View Full Version : back squat help
01-25-2004, 01:05 AM
i just started squatting 3 weeks ago, and i maxed this last week. 315 lbs 3 times, or 343 lbs. my question is, even though i wore a belt, my lower back is very sore, even 5 days later. i stretch thoroughly, so i know that wasnt it. i was just really surprised, my legs felt normal, but my back killed. my friends say its my stance, that i didnt stick my chest out enough. are they right or does this always happen when you begin squatting heavily?
01-25-2004, 01:10 AM
How deep are you going on those squats?
Yeah stick your chest out a little and DON'T round your back.
01-25-2004, 01:33 AM
i go until my thighs are parallel to the ground. i dont remember if i rounded my back or not, but i will remember not to for future lifting. thanks.
01-25-2004, 04:07 AM
Put your feet as yar froward as you can to get a good base. Then keep your back straight when you go down. Go just past parallel.
don't sit down. sit back. and DON'T lean forward. The bar should move in a straight line up and down. If your bending over, you're doing it wrong and the result will be a sore, or worse an injured, lower back.
01-25-2004, 05:53 PM
Take in a deep breath and push your belly out against that belt, and flex the abs. Arch your back, dont round it, and keep it that way through the entire movement. Breath in deep, not into your chest. The point is to build enough hydrostatic pressure in your trunk as possible as to support the weight you're lifting.
I think what may have happened is that your back rounded a bit during the lift, and your erectors were placed under serious undue stress while trying to stabilize the weight. Your friends say that your chest wasnt out enough, which was probably a sign of your back rounding out.
Also, squats do work the back as a stabilizer...mine is usually a tiny bit sore for a little while afterwards, but not a week.
02-03-2004, 06:48 AM
Play with the width of your stance a bit...sometimes a wider stance will help you stay more upright and take some stress off your lower back. Also, make sure that your shoulders and hips come up out of the bottom of the lift at the same time. If your hips start to come up before your shoulders, then you are definitely transferring a lot of the stress to your lower back and taking it off of your legs.
02-04-2004, 05:28 PM
I'd echo what these folks said... I'd also caution you against hitting 300+ on your third week of squatting. I wouldn't trust anybody, no matter how strong already, to start hitting a compound lift with potential for serious f*ckups with 3 plates plus, unless you had somebody right next to you every time who knew what was going on. It takes a while to get the form down, find your stance, and troubleshoot. If you start trying to hit big weight and blast yourself so early, you might wind up getting some terrible habits and possibly throwing something out. Back down on the weight, and take some of those suggestions above.
02-10-2004, 05:45 PM
just to let everybody know you were all right.

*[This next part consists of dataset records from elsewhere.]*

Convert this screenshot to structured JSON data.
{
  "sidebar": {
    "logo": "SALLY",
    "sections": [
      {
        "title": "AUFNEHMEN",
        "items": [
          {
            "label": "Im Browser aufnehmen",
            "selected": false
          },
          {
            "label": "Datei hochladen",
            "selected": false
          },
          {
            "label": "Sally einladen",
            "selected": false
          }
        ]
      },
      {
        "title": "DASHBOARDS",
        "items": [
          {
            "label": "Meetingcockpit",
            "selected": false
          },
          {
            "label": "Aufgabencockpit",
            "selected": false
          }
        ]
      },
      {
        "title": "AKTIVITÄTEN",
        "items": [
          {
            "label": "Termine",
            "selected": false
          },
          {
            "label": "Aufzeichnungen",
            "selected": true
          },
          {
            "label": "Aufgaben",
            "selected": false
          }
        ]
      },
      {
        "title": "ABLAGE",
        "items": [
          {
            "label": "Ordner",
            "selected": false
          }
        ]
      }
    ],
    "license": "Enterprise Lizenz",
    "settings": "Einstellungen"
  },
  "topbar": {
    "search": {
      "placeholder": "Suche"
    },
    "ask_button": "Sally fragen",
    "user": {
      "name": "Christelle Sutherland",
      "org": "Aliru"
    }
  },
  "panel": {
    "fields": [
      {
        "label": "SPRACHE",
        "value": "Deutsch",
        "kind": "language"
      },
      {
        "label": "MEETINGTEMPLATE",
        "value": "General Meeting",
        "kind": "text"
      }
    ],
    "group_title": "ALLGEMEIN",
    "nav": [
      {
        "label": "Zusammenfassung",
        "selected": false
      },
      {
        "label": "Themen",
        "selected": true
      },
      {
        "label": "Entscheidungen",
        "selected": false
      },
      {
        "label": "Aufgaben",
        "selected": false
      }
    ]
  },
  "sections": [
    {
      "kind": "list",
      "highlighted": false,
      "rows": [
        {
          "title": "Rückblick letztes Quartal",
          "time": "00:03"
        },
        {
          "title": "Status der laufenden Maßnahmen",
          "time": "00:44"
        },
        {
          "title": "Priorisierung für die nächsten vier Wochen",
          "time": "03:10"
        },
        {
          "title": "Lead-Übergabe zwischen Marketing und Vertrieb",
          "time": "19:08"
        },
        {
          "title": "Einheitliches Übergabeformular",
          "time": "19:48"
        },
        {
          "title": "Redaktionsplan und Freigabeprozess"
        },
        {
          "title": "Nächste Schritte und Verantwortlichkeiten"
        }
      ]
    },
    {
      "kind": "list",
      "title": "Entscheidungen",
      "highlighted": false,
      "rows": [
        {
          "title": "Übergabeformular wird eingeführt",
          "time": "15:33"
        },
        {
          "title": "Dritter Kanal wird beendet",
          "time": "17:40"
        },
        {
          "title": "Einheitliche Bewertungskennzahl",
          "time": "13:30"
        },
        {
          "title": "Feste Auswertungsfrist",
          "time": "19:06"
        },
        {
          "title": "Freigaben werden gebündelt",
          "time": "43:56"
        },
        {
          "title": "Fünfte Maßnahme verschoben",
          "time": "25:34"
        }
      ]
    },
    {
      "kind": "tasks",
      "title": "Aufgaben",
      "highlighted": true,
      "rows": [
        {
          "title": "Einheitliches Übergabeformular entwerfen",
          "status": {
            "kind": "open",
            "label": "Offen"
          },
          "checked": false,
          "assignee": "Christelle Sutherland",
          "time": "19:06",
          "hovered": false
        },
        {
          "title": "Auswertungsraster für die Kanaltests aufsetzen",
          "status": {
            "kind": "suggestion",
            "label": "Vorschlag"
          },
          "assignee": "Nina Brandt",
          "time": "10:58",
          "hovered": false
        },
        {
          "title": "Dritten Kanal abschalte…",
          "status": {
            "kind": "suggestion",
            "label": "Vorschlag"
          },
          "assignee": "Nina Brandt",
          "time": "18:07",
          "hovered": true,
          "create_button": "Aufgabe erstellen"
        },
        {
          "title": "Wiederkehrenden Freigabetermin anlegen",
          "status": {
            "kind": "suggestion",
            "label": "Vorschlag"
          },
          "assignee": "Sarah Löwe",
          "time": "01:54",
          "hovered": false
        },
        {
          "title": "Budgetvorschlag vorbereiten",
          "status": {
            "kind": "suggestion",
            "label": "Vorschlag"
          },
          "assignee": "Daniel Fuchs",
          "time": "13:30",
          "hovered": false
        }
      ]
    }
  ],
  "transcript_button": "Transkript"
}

i did 290x10 last friday and my back was sore for like 8 hours. after that it was fine. i feel so good squatting so much!
Awesome! How do the legs feel?
02-11-2004, 10:55 AM
legs felt so good! they were sore for 3 days, but in a very good way... im so happy that i can rip so much muscle each workout.
02-13-2004, 01:24 PM
The only part I disagree with is forward lean. Of couse you don't want too much, but for lifters with longer legs, some is neccesary. Look at Steve Coggins' big squat a little while back. He had a bit of forward lean. Some people find a better groove that way. What Belial said is especially true. Flaws in your form now will really show up later.
I agree with Cufan. Lean is okay as long as your back doesn't round.
02-13-2004, 03:51 PM
i dont like leaning too far forward though, and my legs are fairly long.
its just my experience that i cant get down as far (safely) while leaning forward.